You must be pretty fed up of hearing advice on whether you should or shouldn’t compromise. “Keep holding on to your ideal,” say some experts. “You’re wasting your time looking for Mr. or Ms. Perfect,” say others. For women, especially, with the hanging horror of the so-called biological clock hanging over your head, the pressure is on to find Mr. Good Enough and start making babies. Yet you know in your heart you’re destined for greater things…
1. Are you actively ignoring things that are bothering you?
The right sort of compromise shouldn’t feel like you’re working against yourself. It’s natural to doubt and notice faults when you’re just getting to know someone, but when there’s something worthwhile there, the things that attract you to the person should gradually outweigh the things you dislike. This is a natural feeling – the attraction growing inside of you. You may feel the resistance to this in the form of doubt, but the driving force should be your attraction. You should get a sense that things are moving in this direction after a few dates. If, instead, everything feels forced, like you’re expending a lot of energy ignoring stuff that’s bothering you, then this person is probably not right for you.

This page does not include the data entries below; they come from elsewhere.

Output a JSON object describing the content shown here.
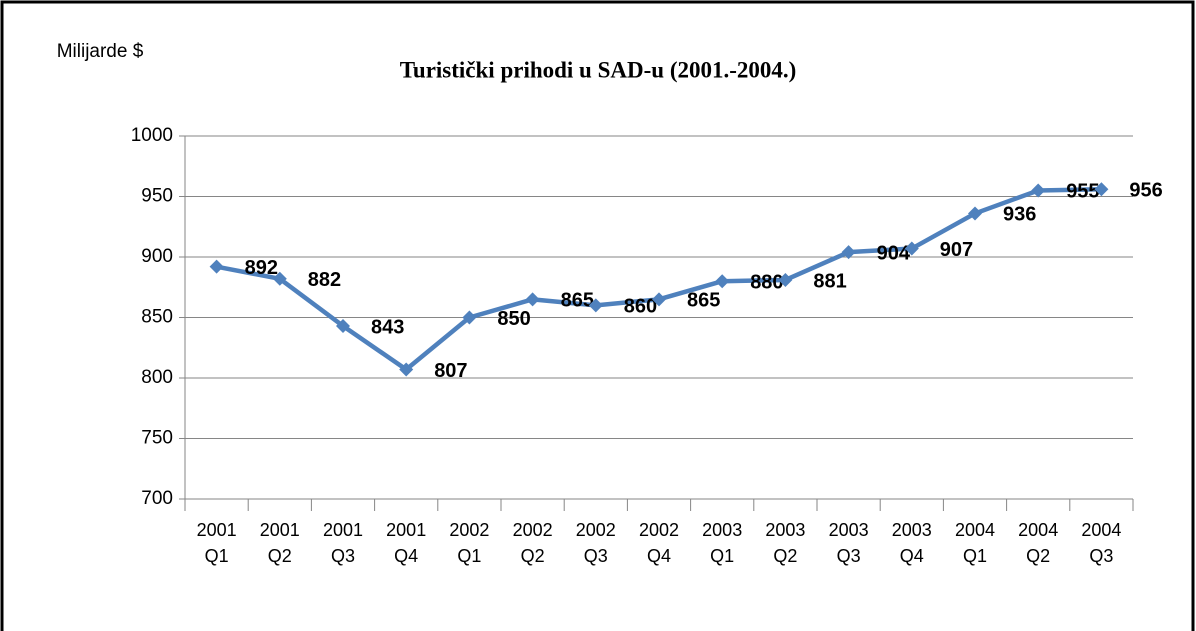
{
  "chart_data": {
    "type": "line",
    "title": "Turistički prihodi u SAD-u (2001.-2004.)",
    "y_axis_label": "Milijarde $",
    "categories": [
      "2001\nQ1",
      "2001\nQ2",
      "2001\nQ3",
      "2001\nQ4",
      "2002\nQ1",
      "2002\nQ2",
      "2002\nQ3",
      "2002\nQ4",
      "2003\nQ1",
      "2003\nQ2",
      "2003\nQ3",
      "2003\nQ4",
      "2004\nQ1",
      "2004\nQ2",
      "2004\nQ3"
    ],
    "series": [
      {
        "name": "Turistički prihodi",
        "color": "#4f81bd",
        "values": [
          892,
          882,
          843,
          807,
          850,
          865,
          860,
          865,
          880,
          881,
          904,
          907,
          936,
          955,
          956
        ]
      }
    ],
    "ylim": [
      700,
      1000
    ],
    "yticks": [
      700,
      750,
      800,
      850,
      900,
      950,
      1000
    ],
    "grid": true
  }
}
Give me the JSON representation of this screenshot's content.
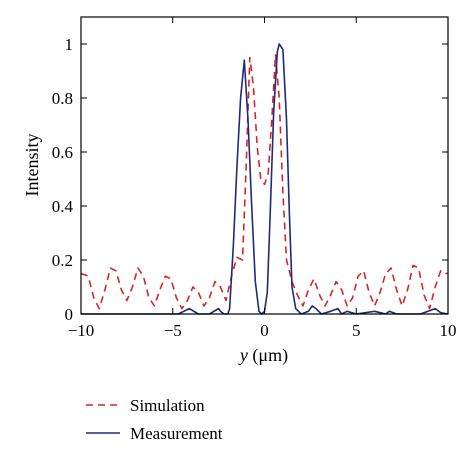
{
  "chart_data": {
    "type": "line",
    "xlabel_var": "y",
    "xlabel_unit": "(μm)",
    "ylabel": "Intensity",
    "xlim": [
      -10,
      10
    ],
    "ylim": [
      0,
      1.1
    ],
    "xticks": [
      -10,
      -5,
      0,
      5,
      10
    ],
    "xtick_labels": [
      "−10",
      "−5",
      "0",
      "5",
      "10"
    ],
    "yticks": [
      0,
      0.2,
      0.4,
      0.6,
      0.8,
      1
    ],
    "ytick_labels": [
      "0",
      "0.2",
      "0.4",
      "0.6",
      "0.8",
      "1"
    ],
    "grid": false,
    "legend_position": "below",
    "series": [
      {
        "name": "Simulation",
        "color": "#d62728",
        "style": "dashed",
        "x": [
          -10,
          -9.6,
          -9.3,
          -9.0,
          -8.7,
          -8.4,
          -8.1,
          -7.8,
          -7.5,
          -7.2,
          -6.9,
          -6.6,
          -6.3,
          -6.0,
          -5.7,
          -5.4,
          -5.1,
          -4.8,
          -4.5,
          -4.2,
          -3.9,
          -3.6,
          -3.3,
          -3.0,
          -2.7,
          -2.4,
          -2.1,
          -1.8,
          -1.5,
          -1.2,
          -1.0,
          -0.8,
          -0.6,
          -0.4,
          -0.2,
          0.0,
          0.2,
          0.4,
          0.6,
          0.8,
          1.0,
          1.2,
          1.5,
          1.8,
          2.1,
          2.4,
          2.7,
          3.0,
          3.3,
          3.6,
          3.9,
          4.2,
          4.5,
          4.8,
          5.1,
          5.4,
          5.7,
          6.0,
          6.3,
          6.6,
          6.9,
          7.2,
          7.5,
          7.8,
          8.1,
          8.4,
          8.7,
          9.0,
          9.3,
          9.6,
          9.8,
          10.0
        ],
        "y": [
          0.15,
          0.14,
          0.06,
          0.02,
          0.09,
          0.17,
          0.16,
          0.09,
          0.05,
          0.1,
          0.17,
          0.14,
          0.06,
          0.03,
          0.09,
          0.14,
          0.13,
          0.06,
          0.02,
          0.05,
          0.1,
          0.08,
          0.03,
          0.06,
          0.12,
          0.1,
          0.05,
          0.14,
          0.21,
          0.2,
          0.55,
          0.95,
          0.84,
          0.62,
          0.5,
          0.48,
          0.52,
          0.72,
          0.96,
          0.8,
          0.45,
          0.2,
          0.12,
          0.07,
          0.03,
          0.09,
          0.13,
          0.07,
          0.03,
          0.07,
          0.12,
          0.09,
          0.03,
          0.06,
          0.14,
          0.16,
          0.08,
          0.03,
          0.08,
          0.15,
          0.17,
          0.09,
          0.03,
          0.09,
          0.18,
          0.17,
          0.07,
          0.02,
          0.1,
          0.16,
          0.15,
          0.15
        ]
      },
      {
        "name": "Measurement",
        "color": "#1f2a7a",
        "style": "solid",
        "x": [
          -10,
          -8.5,
          -7.0,
          -5.5,
          -4.7,
          -4.4,
          -4.1,
          -3.6,
          -3.0,
          -2.5,
          -2.4,
          -2.2,
          -2.0,
          -1.9,
          -1.7,
          -1.5,
          -1.3,
          -1.1,
          -0.9,
          -0.7,
          -0.5,
          -0.3,
          -0.15,
          0.0,
          0.15,
          0.3,
          0.5,
          0.7,
          0.8,
          1.0,
          1.2,
          1.35,
          1.5,
          1.7,
          2.0,
          2.4,
          2.6,
          2.8,
          3.1,
          3.6,
          4.0,
          4.2,
          4.5,
          5.0,
          6.0,
          6.6,
          6.8,
          7.2,
          8.5,
          9.3,
          9.6,
          10.0
        ],
        "y": [
          0,
          0,
          0,
          0,
          0,
          0.01,
          0.02,
          0,
          0,
          0.02,
          0.01,
          0,
          0,
          0.02,
          0.25,
          0.55,
          0.8,
          0.94,
          0.72,
          0.4,
          0.12,
          0.01,
          0,
          0.01,
          0.08,
          0.35,
          0.75,
          0.97,
          1.0,
          0.98,
          0.72,
          0.38,
          0.1,
          0.02,
          0,
          0.01,
          0.03,
          0.02,
          0,
          0.01,
          0.02,
          0,
          0.01,
          0,
          0.01,
          0,
          0.01,
          0,
          0,
          0.02,
          0.005,
          0
        ]
      }
    ]
  }
}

2. Are you feeling your own feelings?
The fear of being alone, of not starting a family is a powerful force. It can make you blind to your true feelings about someone to the point where you convince yourself they are perfect for you. Friends and family, keen to see you happy, may also encourage you to hold onto someone who’s wrong for you. At other times, judgemental friends and family members may fail to see the potential in someone special and convince you that you can do better. Listening to other people’s advice is not a bad thing, especially if you have a bad dating pattern, but your feelings should come first. Make sure you’re listening to your own heart and not other people’s. If it’s sending you in directions that seem wrong, then maybe it’s telling you that you still have some things to learn before you’re ready for the right relationship. Pay attention.
3. Are you putting conditions on the relationship too soon?
You shouldn’t enter a relationship hoping you can change your partner to fit your ideal. Relationships do change people, but in order to be in one you must be able to accept your partner as they are and be happy with that person. If you start dating someone thinking you can change the things about them you don’t like then you’re deluding yourself. You’re trying to date someone who doesn’t exist instead of dating the person in front of you.
4. Are you rewriting history?
Making a natural compromise is not about pretending this is what you’ve always wanted. That’s delusion, not a compromise. Being aware of the things in your partner that don’t quite gel with your ideal but realising they don’t matter in the grand scheme of things is real. Convincing yourself that everything you’ve always wanted was wrong so you can hold on to a relationship for fear of being alone is bad for you.
5. Are you happy?
If someone makes you happy, genuinely happy, then that’s the important thing. All the doubts you may be feeling for your partner failing to stand up to your preconceived standards are your head dealing with the difficult issue of reconciling the fact that your world view is being challenged by reality. I can’t stress this enough – the brain has very little, if anything, to do with deciding matters of the heart. Even when we think we’re acting from purely physical, subconscious motives when we choose someone, billions of years of evolution are acting on our behalf, taking into accounts factors our conscious minds are not even aware of. Your brain is used to being involved in all your decisions, so it’ll want in on this one too, but it’s not really its domain. Let your brain do the things it’s good at and let your body and your heart do their job. Stop and listen to what they’re telling you. Then you’ll know if you’re dating the right person.